The Joint Operations Cell, which officially opened on Friday, will tackle a wide range of online crime, including the drugs trade and exchange of stolen information, but its initial focus will be the tackling of online child sexual exploitation.

The creation of the new unit fulfils plans announced at the We Protect Children Online Global Summit by Prime Minister David Cameron in December 2014.

Cameron said at the time that UK law enforcement would be “shining a light on the web’s darkest corners; if you are thinking of offending, there will be nowhere for you to hide.”

In a press release issued by the NCA, Robert Hannigan, Director at GCHQ, said:

The Joint Operations Cell will increase our ability to identify and stop serious criminals, as well as those involved in child sexual exploitation and abuse online. This is a challenging task as we must detect them while they attempt to hide in the mass of data. We are committed to ensuring no part of the internet, including the dark web, can be used with impunity by criminals to conduct their illegal acts.

NCA Director General Keith Bristow explained how the internet had brought huge benefits to society, especially in terms of enabling communication, but those same advances had also made it significantly easier for criminals to share information between themselves, plan crimes and select targets for sexual exploitation and other heinous acts.
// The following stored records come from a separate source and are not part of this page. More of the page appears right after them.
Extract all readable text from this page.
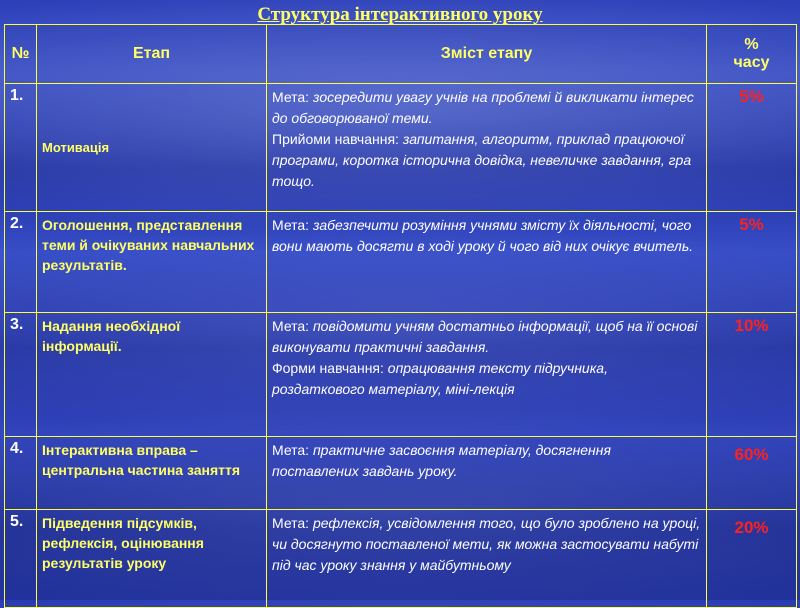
Структура інтерактивного уроку
№	Етап	Зміст етапу	%
часу
1.	Мотивація	Мета: зосередити увагу учнів на проблемі й викликати інтерес до обговорюваної теми.
Прийоми навчання: запитання, алгоритм, приклад працюючої програми, коротка історична довідка, невеличке завдання, гра тощо.	5%
2.	Оголошення, представлення теми й очікуваних навчальних результатів.	Мета: забезпечити розуміння учнями змісту їх діяльності, чого вони мають досягти в ході уроку й чого від них очікує вчитель.	5%
3.	Надання необхідної інформації.	Мета: повідомити учням достатньо інформації, щоб на її основі виконувати практичні завдання.
Форми навчання: опрацювання тексту підручника, роздаткового матеріалу, міні-лекція	10%
4.	Інтерактивна вправа – центральна частина заняття	Мета: практичне засвоєння матеріалу, досягнення поставлених завдань уроку.	60%
5.	Підведення підсумків, рефлексія, оцінювання результатів уроку	Мета: рефлексія, усвідомлення того, що було зроблено на уроці, чи досягнуто поставленої мети, як можна застосувати набуті під час уроку знання у майбутньому	20%
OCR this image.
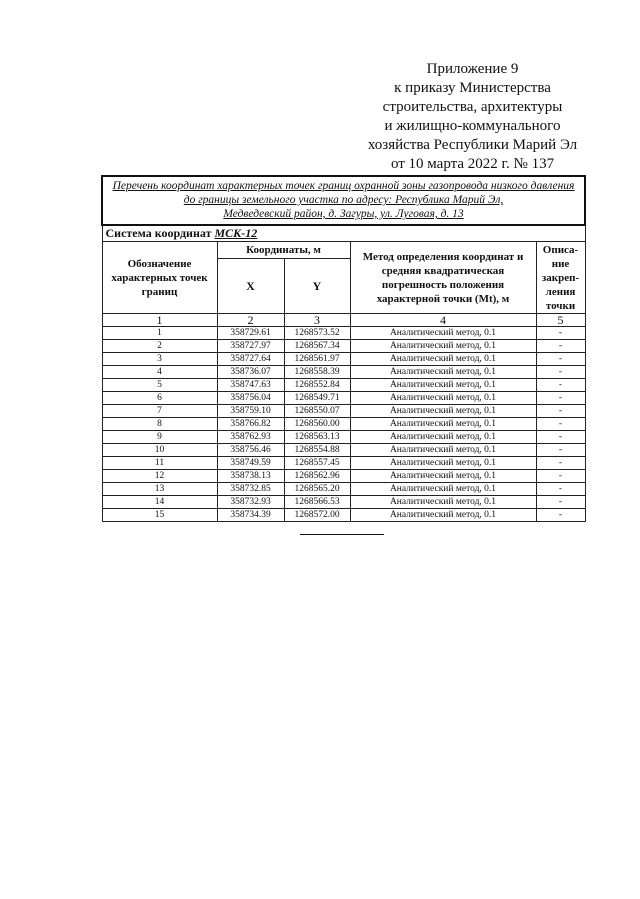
Приложение 9
к приказу Министерства
строительства, архитектуры
и жилищно-коммунального
хозяйства Республики Марий Эл
от 10 марта 2022 г. № 137
Перечень координат характерных точек границ охранной зоны газопровода низкого давления
до границы земельного участка по адресу: Республика Марий Эл,
Медведевский район, д. Загуры, ул. Луговая, д. 13				

Система координат МСК-12				
Обозначение характерных точек границ	Координаты, м		Метод определения координат и средняя квадратическая погрешность положения характерной точки (Mt), м	Описа-ние закреп-ления точки
	X	Y		
1	2	3	4	5
1	358729.61	1268573.52	Аналитический метод, 0.1	-
2	358727.97	1268567.34	Аналитический метод, 0.1	-
3	358727.64	1268561.97	Аналитический метод, 0.1	-
4	358736.07	1268558.39	Аналитический метод, 0.1	-
5	358747.63	1268552.84	Аналитический метод, 0.1	-
6	358756.04	1268549.71	Аналитический метод, 0.1	-
7	358759.10	1268550.07	Аналитический метод, 0.1	-
8	358766.82	1268560.00	Аналитический метод, 0.1	-
9	358762.93	1268563.13	Аналитический метод, 0.1	-
10	358756.46	1268554.88	Аналитический метод, 0.1	-
11	358749.59	1268557.45	Аналитический метод, 0.1	-
12	358738.13	1268562.96	Аналитический метод, 0.1	-
13	358732.85	1268565.20	Аналитический метод, 0.1	-
14	358732.93	1268566.53	Аналитический метод, 0.1	-
15	358734.39	1268572.00	Аналитический метод, 0.1	-
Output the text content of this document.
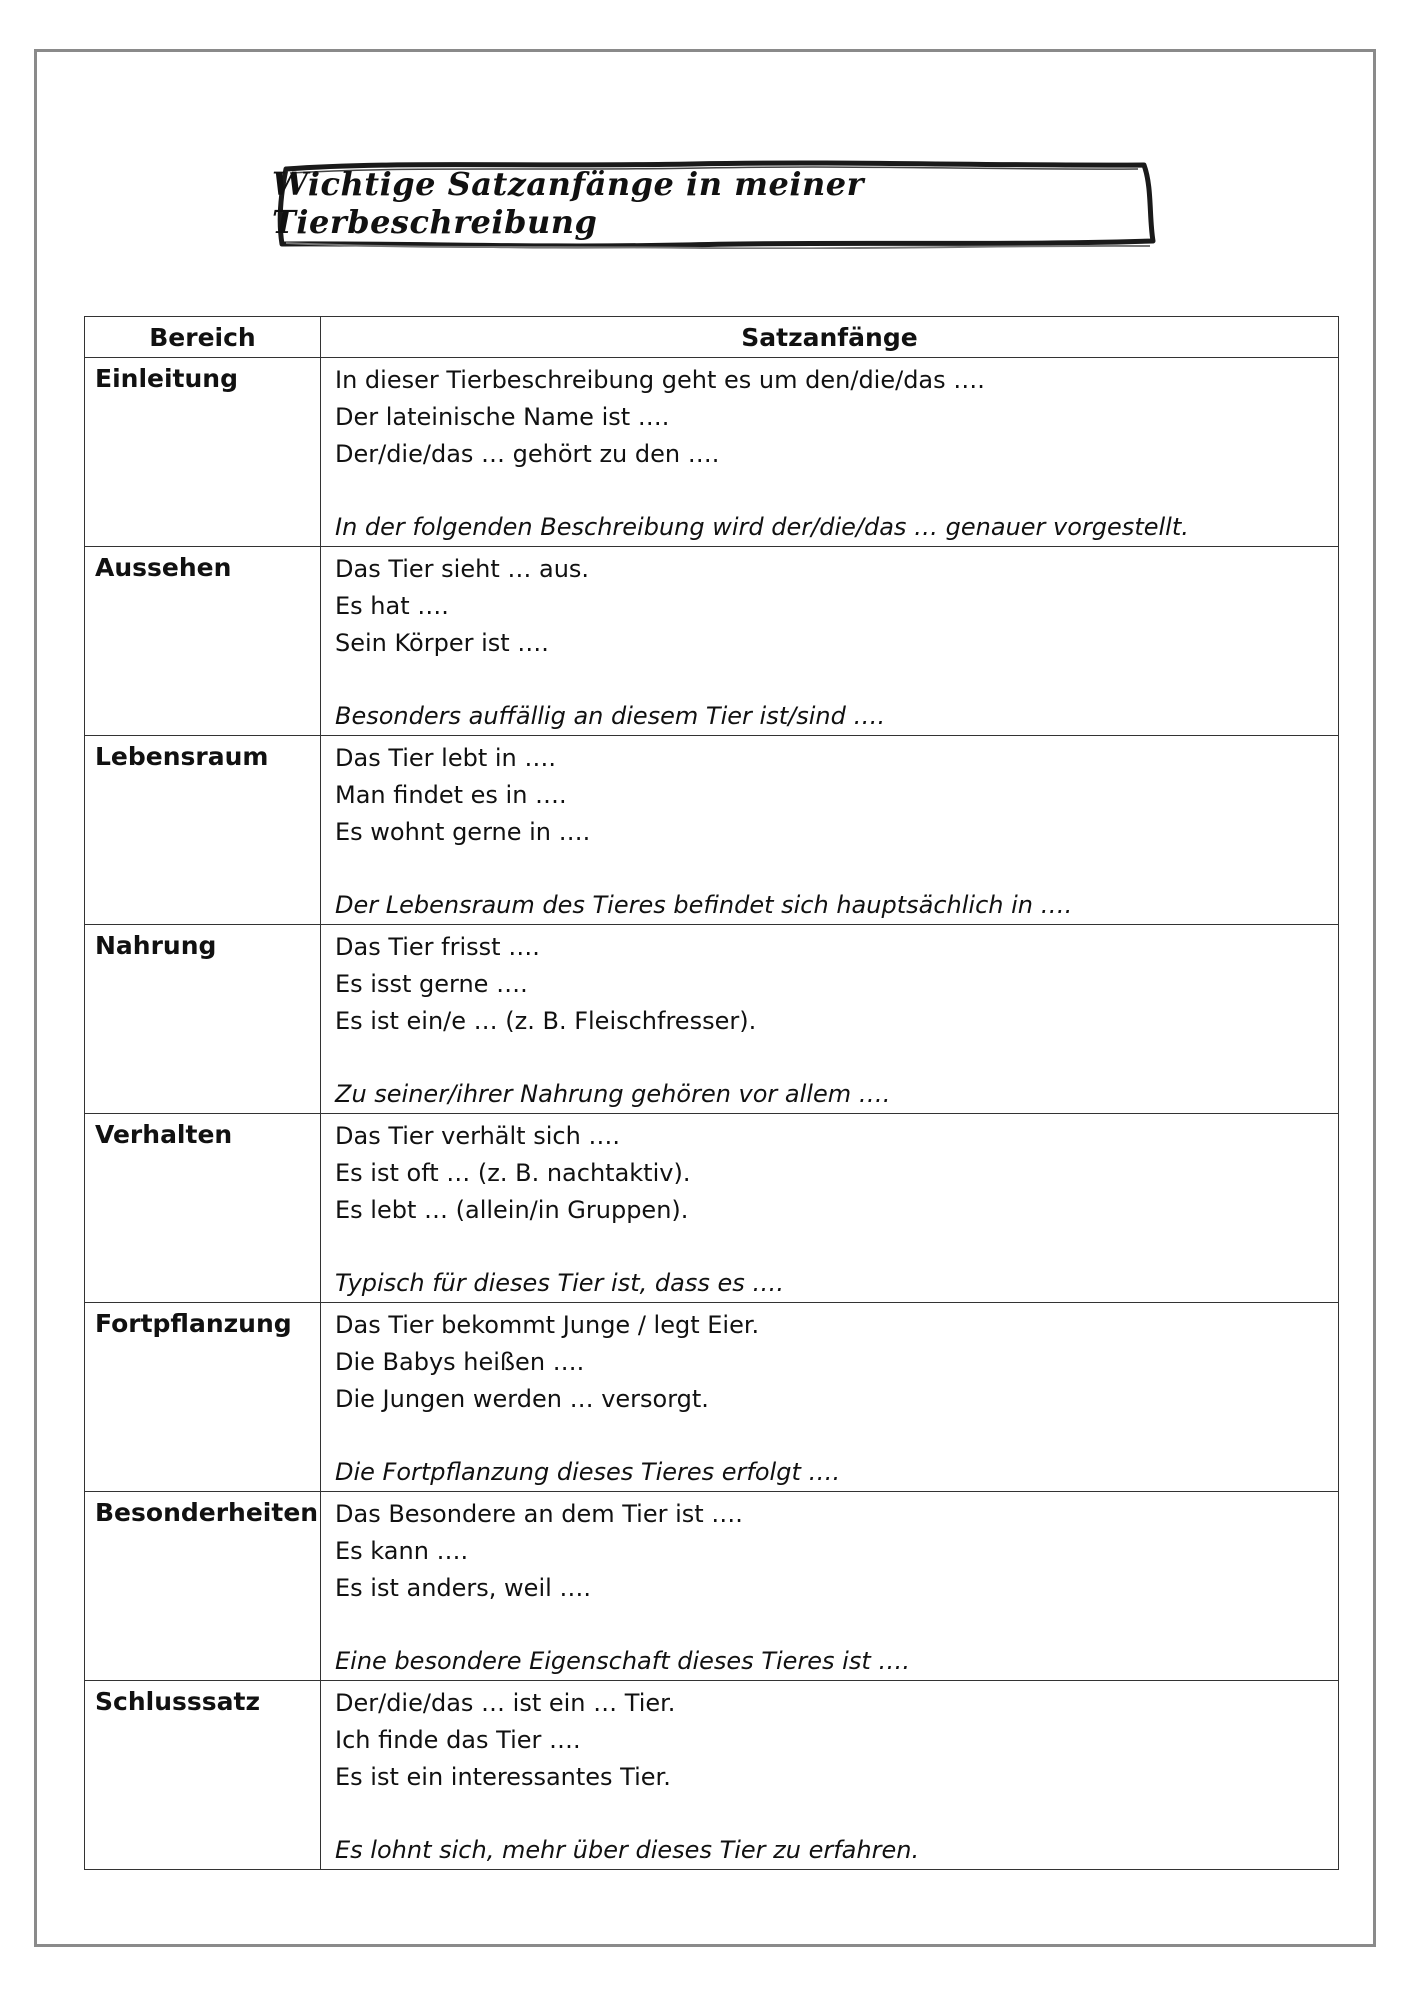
Wichtige Satzanfänge in meiner Tierbeschreibung
Bereich	Satzanfänge
Einleitung	In dieser Tierbeschreibung geht es um den/die/das ….
Der lateinische Name ist ….
Der/die/das … gehört zu den ….
In der folgenden Beschreibung wird der/die/das … genauer vorgestellt.

Aussehen	Das Tier sieht … aus.
Es hat ….
Sein Körper ist ….
Besonders auffällig an diesem Tier ist/sind ….

Lebensraum	Das Tier lebt in ….
Man findet es in ….
Es wohnt gerne in ….
Der Lebensraum des Tieres befindet sich hauptsächlich in ….

Nahrung	Das Tier frisst ….
Es isst gerne ….
Es ist ein/e … (z. B. Fleischfresser).
Zu seiner/ihrer Nahrung gehören vor allem ….

Verhalten	Das Tier verhält sich ….
Es ist oft … (z. B. nachtaktiv).
Es lebt … (allein/in Gruppen).
Typisch für dieses Tier ist, dass es ….

Fortpflanzung	Das Tier bekommt Junge / legt Eier.
Die Babys heißen ….
Die Jungen werden … versorgt.
Die Fortpflanzung dieses Tieres erfolgt ….

Besonderheiten	Das Besondere an dem Tier ist ….
Es kann ….
Es ist anders, weil ….
Eine besondere Eigenschaft dieses Tieres ist ….

Schlusssatz	Der/die/das … ist ein … Tier.
Ich finde das Tier ….
Es ist ein interessantes Tier.
Es lohnt sich, mehr über dieses Tier zu erfahren.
But Bristow said the coming together of the two agencies would enable a sharing of law enforcement skills to tackle the most serious of those offenders and the most complex of cases.

This new joint operation comes at a time when law enforcement globally appears to have taken a keen interest in the secretive part of the web that has become so synonymous with paedophiles, murderers and drug markets.

In August we listed some of the successes enjoyed by police forces around the world and highlighted how INTERPOL’s Cyber Research Lab had run its first Dark Web training session. The session was designed to advise police on how criminals were able to employ various methods and strategies to avoid detection in the nether regions of the web.

With a second course scheduled for this month, INTERPOL is hoping senior law enforcement officers will at least gain an understanding of how underground criminal networks operate, and the speed with which they can move around, ditching old websites for new ones.

As Mark Stockley wrote recently, law enforcement has, up until now, struggled to identify Dark Web sites and determine who owns them – and hence who to arrest. But those who frequent the web’s underbelly have often dropped themselves deep into trouble, typically through their own mistakes.

Mark explained how stupidity and carelessness led to the closure of the Silk Road drug marketplace and how one firearm seller got everything right online, only to then leave his fingerprints on a gun he sold to an undercover agent.

He also detailed how a 16-year-old boy from Manchester made the wrong type of connection when he attempted to buy Abrin – a toxin 30 times more powerful than Ricin – from an undercover cop, and how 1000 paedophiles were identified by a CGI ‘honeypot’ run by a Dutch charity.

As Mark wrote, various governments are determined to infiltrate the Dark Web, leveraging both existing technology we are aware of, as well as other methods they are disinclined to discuss – such as through the possible compromise of Tor entry guards and exit nodes.

Whatever capabilities law enforcement has, the truth is that further co-operation between agencies is required if the scourge of the Dark Web is to be defeated or, at the very least, battered into enough submission that some of the players decide the odds are stacked against them.

The coming together of the NCA and GCHQ is likely to only be the beginning of a new trend which will see a greater sharing of intelligence and resources as law enforcement agencies face up to the challenges created by ever-evolving technology.